Stefan Boesen and Richard Weiss, The Evergreen State College; James Sullivan and Michael E. Locasto, University of Calgary; Jens Mache and Erik Nilsen, Lewis and Clark College

This paper reflects on the challenges that arose and the lessons learned when we used hands-on cyberoperations exercises in our courses. After exploring a range of exercises and platforms (and having discovered their limitations), we designed and built an environment for hosting such exercises called EDURange.

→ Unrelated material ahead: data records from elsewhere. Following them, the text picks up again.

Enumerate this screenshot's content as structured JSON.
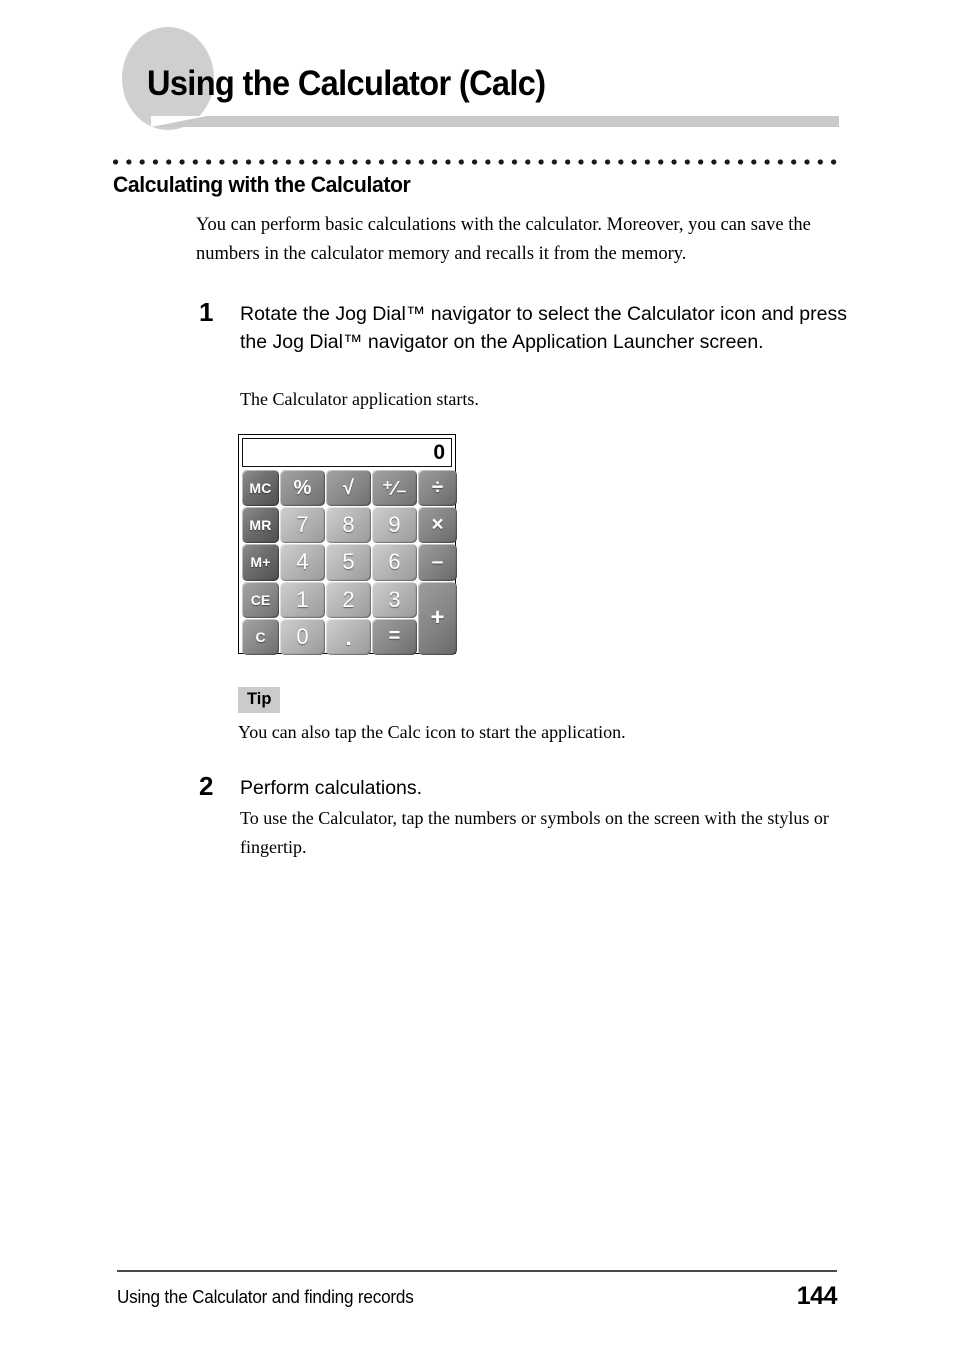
{
  "header": {
    "title": "Using the Calculator (Calc)"
  },
  "section": {
    "title": "Calculating with the Calculator",
    "intro": "You can perform basic calculations with the calculator. Moreover, you can save the numbers in the calculator memory and recalls it from the memory."
  },
  "steps": [
    {
      "number": "1",
      "heading": "Rotate the Jog Dial™ navigator to select the Calculator icon and press the Jog Dial™ navigator on the Application Launcher screen.",
      "body": "The Calculator application starts."
    },
    {
      "number": "2",
      "heading": "Perform calculations.",
      "body": "To use the Calculator, tap the numbers or symbols on the screen with the stylus or fingertip."
    }
  ],
  "calculator": {
    "display_value": "0",
    "keys": {
      "mc": "MC",
      "percent": "%",
      "sqrt": "√",
      "plusminus": "⁺⁄₋",
      "divide": "÷",
      "mr": "MR",
      "seven": "7",
      "eight": "8",
      "nine": "9",
      "multiply": "×",
      "mplus": "M+",
      "four": "4",
      "five": "5",
      "six": "6",
      "minus": "–",
      "ce": "CE",
      "one": "1",
      "two": "2",
      "three": "3",
      "plus": "+",
      "c": "C",
      "zero": "0",
      "decimal": ".",
      "equals": "="
    }
  },
  "tip": {
    "label": "Tip",
    "text": "You can also tap the Calc icon to start the application."
  },
  "footer": {
    "left": "Using the Calculator and finding records",
    "page": "144"
  },
  "colors": {
    "header_ellipse": "#cfcfcf",
    "header_bar": "#c9c9c9",
    "tip_badge_bg": "#cbcbcb",
    "footer_rule": "#4a4a4a",
    "text": "#000000"
  }
}
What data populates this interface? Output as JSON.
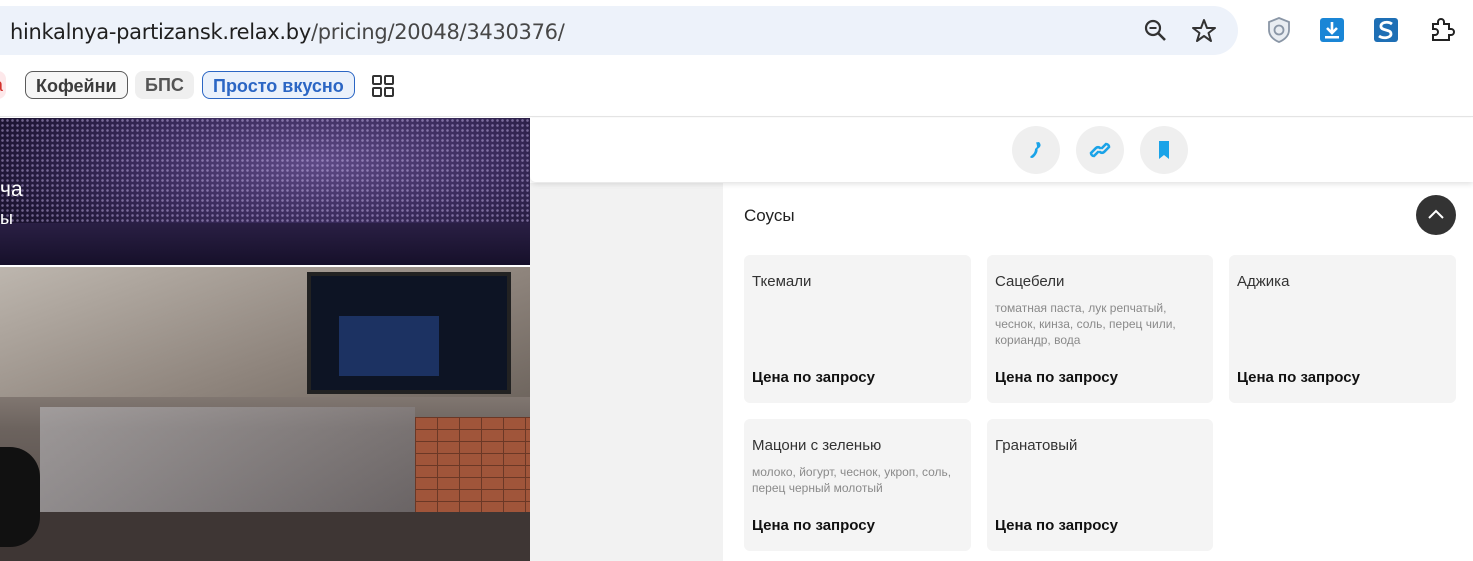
{
  "browser": {
    "url_host": "hinkalnya-partizansk.relax.by",
    "url_path": "/pricing/20048/3430376/",
    "icons": [
      "zoom-icon",
      "bookmark-star-icon",
      "shield-extension-icon",
      "download-extension-icon",
      "s-extension-icon",
      "extensions-puzzle-icon"
    ]
  },
  "chips": {
    "partial": "а",
    "cafe": "Кофейни",
    "bps": "БПС",
    "simple": "Просто вкусно"
  },
  "photos": {
    "line1": "ча",
    "line2": "ы"
  },
  "actions": [
    "phone-icon",
    "link-icon",
    "bookmark-icon"
  ],
  "section": {
    "title": "Соусы",
    "items": [
      {
        "name": "Ткемали",
        "desc": "",
        "price": "Цена по запросу"
      },
      {
        "name": "Сацебели",
        "desc": "томатная паста, лук репчатый, чеснок, кинза, соль, перец чили, кориандр, вода",
        "price": "Цена по запросу"
      },
      {
        "name": "Аджика",
        "desc": "",
        "price": "Цена по запросу"
      },
      {
        "name": "Мацони с зеленью",
        "desc": "молоко, йогурт, чеснок, укроп, соль, перец черный молотый",
        "price": "Цена по запросу"
      },
      {
        "name": "Гранатовый",
        "desc": "",
        "price": "Цена по запросу"
      }
    ]
  },
  "colors": {
    "accent": "#1aa3e8",
    "chip_blue": "#2b66c4",
    "collapse_bg": "#333333"
  }
}
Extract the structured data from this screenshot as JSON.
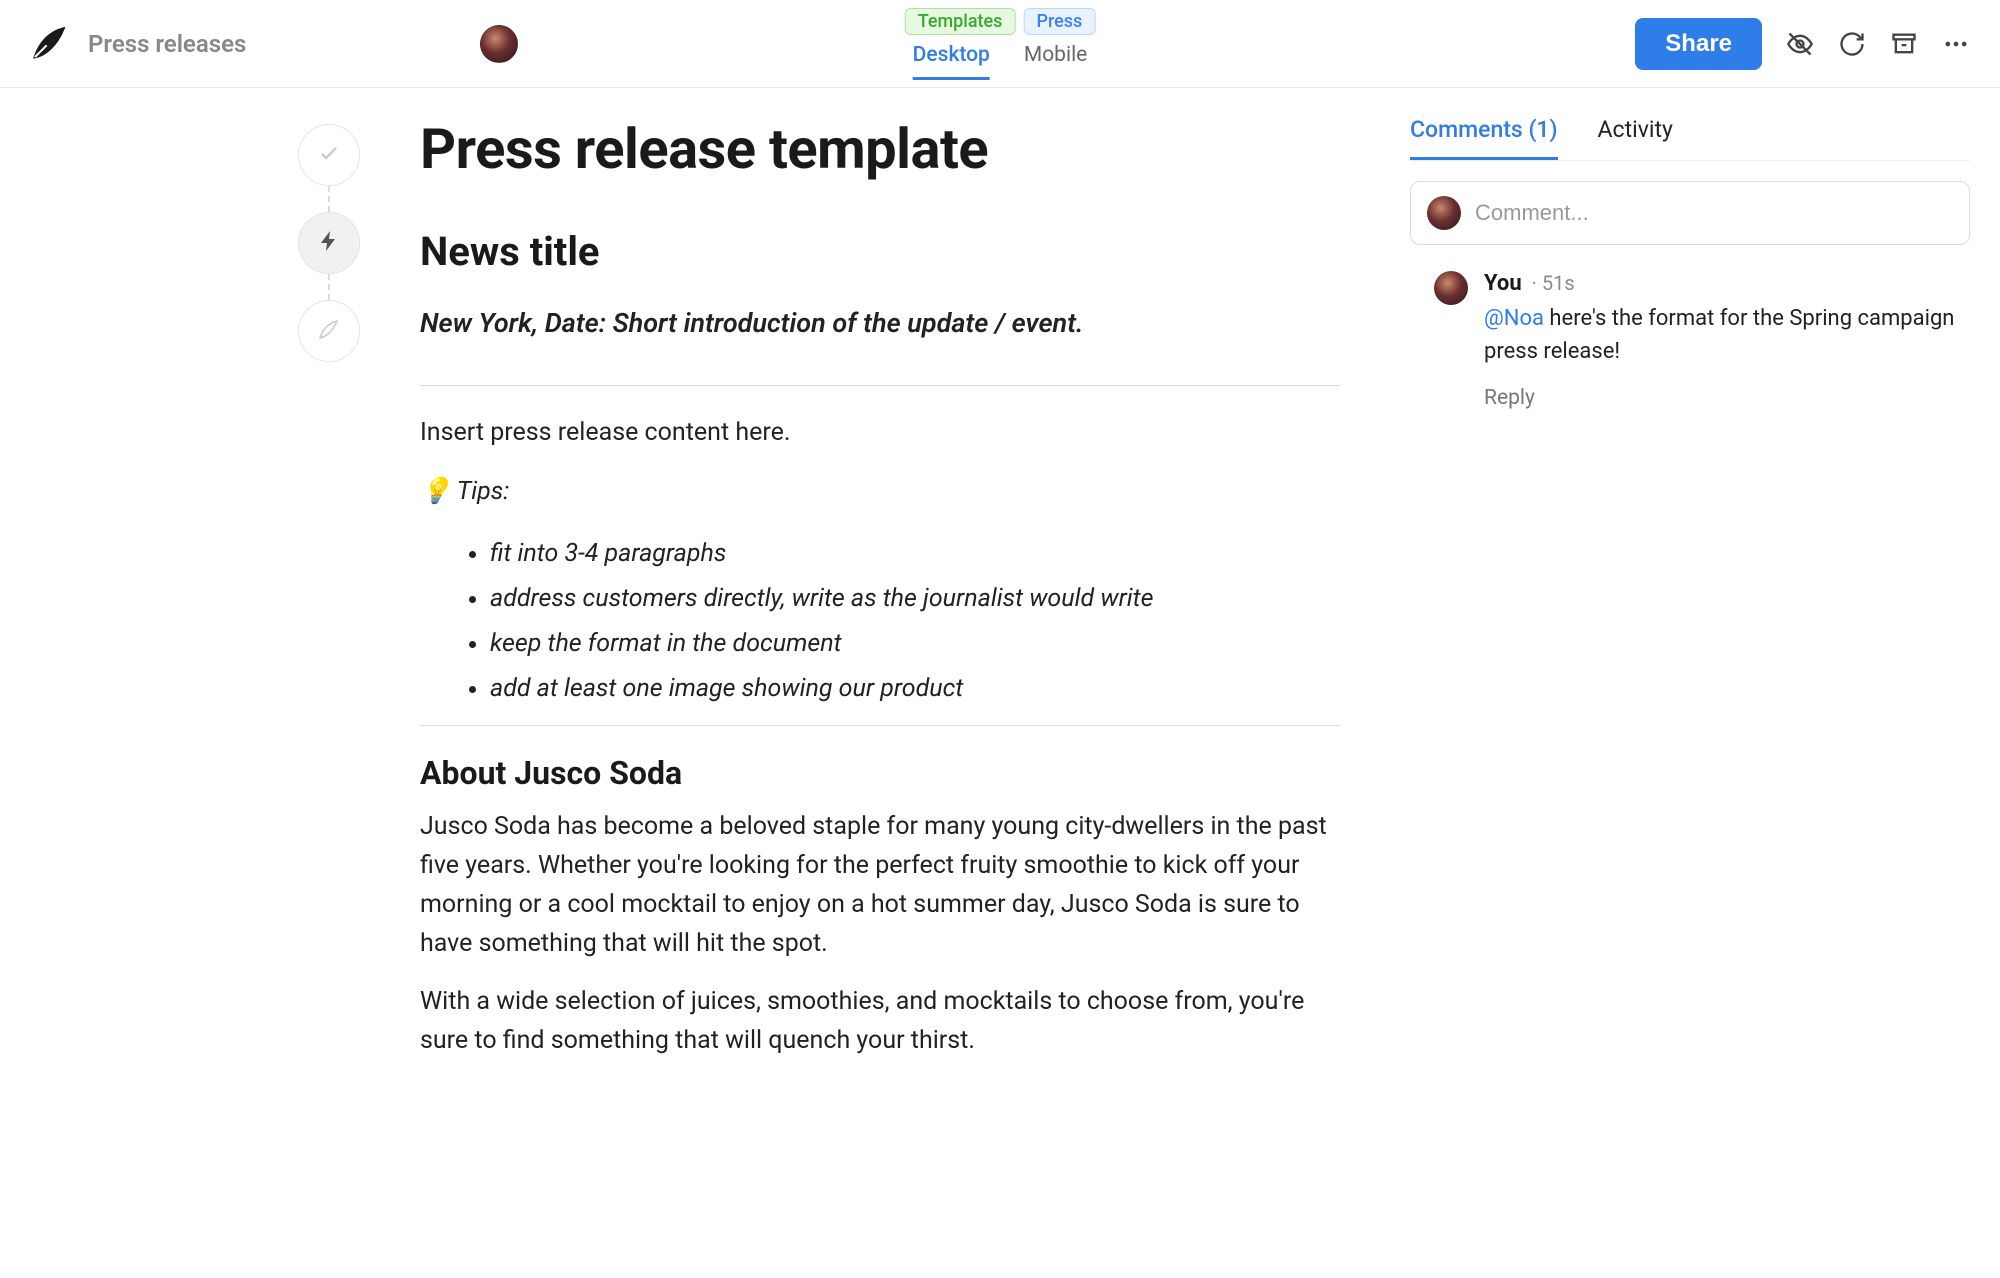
{
  "header": {
    "brand_text": "Press releases",
    "tags": [
      "Templates",
      "Press"
    ],
    "device_tabs": {
      "desktop": "Desktop",
      "mobile": "Mobile"
    },
    "share_label": "Share"
  },
  "document": {
    "title": "Press release template",
    "section_title": "News title",
    "intro": "New York, Date: Short introduction of the update / event.",
    "content_placeholder": "Insert press release content here.",
    "tips_label": "💡 Tips:",
    "tips": [
      "fit into 3-4 paragraphs",
      "address customers directly, write as the journalist would write",
      "keep the format in the document",
      "add at least one image showing our product"
    ],
    "about_heading": "About Jusco Soda",
    "about_p1": "Jusco Soda has become a beloved staple for many young city-dwellers in the past five years. Whether you're looking for the perfect fruity smoothie to kick off your morning or a cool mocktail to enjoy on a hot summer day, Jusco Soda is sure to have something that will hit the spot.",
    "about_p2": "With a wide selection of juices, smoothies, and mocktails to choose from, you're sure to find something that will quench your thirst."
  },
  "side": {
    "tabs": {
      "comments": "Comments (1)",
      "activity": "Activity"
    },
    "comment_placeholder": "Comment...",
    "comment": {
      "author": "You",
      "time": "· 51s",
      "mention": "@Noa",
      "text_rest": " here's the format for the Spring campaign press release!",
      "reply": "Reply"
    }
  }
}
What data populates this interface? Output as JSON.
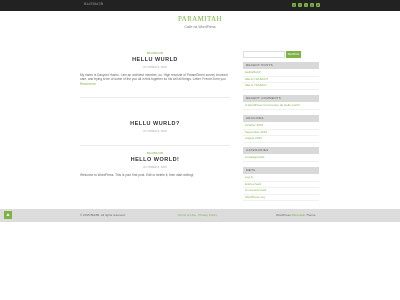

These limitations fall into two categories: technical and pedagogical. One of the main pedagogical issues was that most existing exercises were not aimed at teaching analysis skills, (i.e. a set of practices that support the ability to achieve understanding of complex systems). On the other hand, one of the main practical issues with existing cyber-training environments involves scalability limitations imposed by the inherent resource constraints of existing testbeds. A third techno-pedagogical issue was that scenarios were not dynamic. An exercise that is always the same has limited utility in that there is little incentive for students to repeat it, and with time, the solutions can be found on the Internet. EDURange allows instructors to configure aspects of the scenarios to repeatedly create new variations of the exercises. EDURange is designed especially for the needs of teaching faculty. The scenarios we have implemented each are designed specifically to nurture the development of analysis skills in students as a complement to both theoretical security concepts and specific software tools.

Available Media

Four-Week Summer Program in Cyber Security for High School Students: Practice and Experience Report

Melissa Danforth and Charles Lam, California State University, Bakersfield

Cyber security education and outreach is a national priority. It is critical to encourage high school students to pursue studies in cyber security and related fields. High school outreach is a fundamental component of a cohesive cyber security education program. Most high school outreach programs in cyber security focus on short-term events such as a capture the flag contest or the CyberPatriot competition. While a competitive event is engaging for high school students, it does not give a comprehensive overview of cyber security education and careers.

We explored the use of a four-week, hands-on, intensive summer programfor engaging and encouraging high school students to pursue cyber security education and careers. The program brings high school students and high school teachers onto the university campus to interact with university professors and university students.